Landau, the chef, said Williams-Sonoma wanted a lot of ideas - "soups, pasta sauces, vinaigrettes, glazes. A broad range." Landau sent ideas from the couple's previous restaurant, Horizons, and from their cookbook. Williams-Sonoma asked for samples. Landau cooked, packed, and froze samples and sent them by overnight courier to San Francisco.
"Nothing seemed to be working," Landau said. "I'll give them credit. They're not wishy-washy. They know what they want."
By July, Landau thought the deal would not come to fruition. But August brought success with sherry shallot glaze, tamari sesame glaze, and a barbecue sauce. That began an intensive back-and-forth on making the products shelf-stable while maintaining their vegan properties.
The sherry shallot sauce is close to what Landau calls "one of our French mother sauces at Vedge," and the Japanese-inspired tamari sesame glaze was developed especially for Williams-Sonoma. "You grill vegetables and throw it in at the last minute," Landau said. "It's a shot of flavor but not all sticky and sweet."
Williams-Sonoma's Gomes said a barbecue sauce was a must.

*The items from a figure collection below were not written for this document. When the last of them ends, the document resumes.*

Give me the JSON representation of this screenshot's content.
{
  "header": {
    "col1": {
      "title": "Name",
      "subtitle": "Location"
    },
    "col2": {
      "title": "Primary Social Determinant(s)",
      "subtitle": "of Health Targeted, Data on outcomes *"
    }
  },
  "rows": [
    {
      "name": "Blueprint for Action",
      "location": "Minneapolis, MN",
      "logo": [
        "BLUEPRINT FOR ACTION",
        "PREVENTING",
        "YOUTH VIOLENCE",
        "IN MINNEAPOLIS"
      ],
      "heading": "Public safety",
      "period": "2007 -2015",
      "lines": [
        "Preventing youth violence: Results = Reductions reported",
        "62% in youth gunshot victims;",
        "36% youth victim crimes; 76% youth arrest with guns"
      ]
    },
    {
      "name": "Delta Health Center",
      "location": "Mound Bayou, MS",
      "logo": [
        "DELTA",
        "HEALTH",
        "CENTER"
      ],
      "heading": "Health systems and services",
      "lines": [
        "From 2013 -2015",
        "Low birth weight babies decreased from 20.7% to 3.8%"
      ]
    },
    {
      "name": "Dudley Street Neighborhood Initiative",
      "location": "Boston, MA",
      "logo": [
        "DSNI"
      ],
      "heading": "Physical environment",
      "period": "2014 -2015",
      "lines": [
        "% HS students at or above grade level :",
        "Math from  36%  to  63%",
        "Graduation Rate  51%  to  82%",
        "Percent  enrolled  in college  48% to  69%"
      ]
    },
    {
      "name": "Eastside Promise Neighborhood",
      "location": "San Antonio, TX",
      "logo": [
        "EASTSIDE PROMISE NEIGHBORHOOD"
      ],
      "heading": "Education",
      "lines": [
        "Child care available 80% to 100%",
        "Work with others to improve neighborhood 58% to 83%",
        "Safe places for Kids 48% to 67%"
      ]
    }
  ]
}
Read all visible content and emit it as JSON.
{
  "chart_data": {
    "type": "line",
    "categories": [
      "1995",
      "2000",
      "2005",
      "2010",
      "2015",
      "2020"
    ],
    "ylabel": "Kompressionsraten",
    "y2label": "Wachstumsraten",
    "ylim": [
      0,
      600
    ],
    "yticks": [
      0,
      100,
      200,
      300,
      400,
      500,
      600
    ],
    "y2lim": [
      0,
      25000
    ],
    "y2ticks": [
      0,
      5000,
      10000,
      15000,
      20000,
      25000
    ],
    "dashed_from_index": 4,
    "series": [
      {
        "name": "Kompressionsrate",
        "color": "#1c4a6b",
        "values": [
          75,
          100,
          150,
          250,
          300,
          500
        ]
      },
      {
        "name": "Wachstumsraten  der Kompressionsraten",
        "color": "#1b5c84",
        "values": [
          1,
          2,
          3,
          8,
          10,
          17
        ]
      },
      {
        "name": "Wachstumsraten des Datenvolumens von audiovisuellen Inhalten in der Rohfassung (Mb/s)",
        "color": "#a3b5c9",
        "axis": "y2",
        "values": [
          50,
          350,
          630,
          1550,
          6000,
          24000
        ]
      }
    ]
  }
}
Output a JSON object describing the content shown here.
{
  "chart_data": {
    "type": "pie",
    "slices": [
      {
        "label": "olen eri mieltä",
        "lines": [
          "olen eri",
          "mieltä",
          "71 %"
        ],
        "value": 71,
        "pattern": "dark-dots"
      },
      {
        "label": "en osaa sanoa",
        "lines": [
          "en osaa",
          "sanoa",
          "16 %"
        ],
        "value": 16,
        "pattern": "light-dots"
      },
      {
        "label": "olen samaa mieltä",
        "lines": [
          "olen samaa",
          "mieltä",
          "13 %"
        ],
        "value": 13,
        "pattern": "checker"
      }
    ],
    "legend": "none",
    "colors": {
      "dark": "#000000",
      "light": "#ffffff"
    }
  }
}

It had a side benefit for Landau. Customers ask him for the barbecue sauce he served at Horizons. Vedge's cooking does not lend itself to it, though. With the sauce in a jar, "I can say, 'Now leave me alone!' "
Landau and Jacoby don't stand to make a killing on the deal. "The first thing [the executive] said to me was, 'You're not going to make a lot of money from this and neither are we,' " Landau said. "But having your name in Williams-Sonoma is an honor."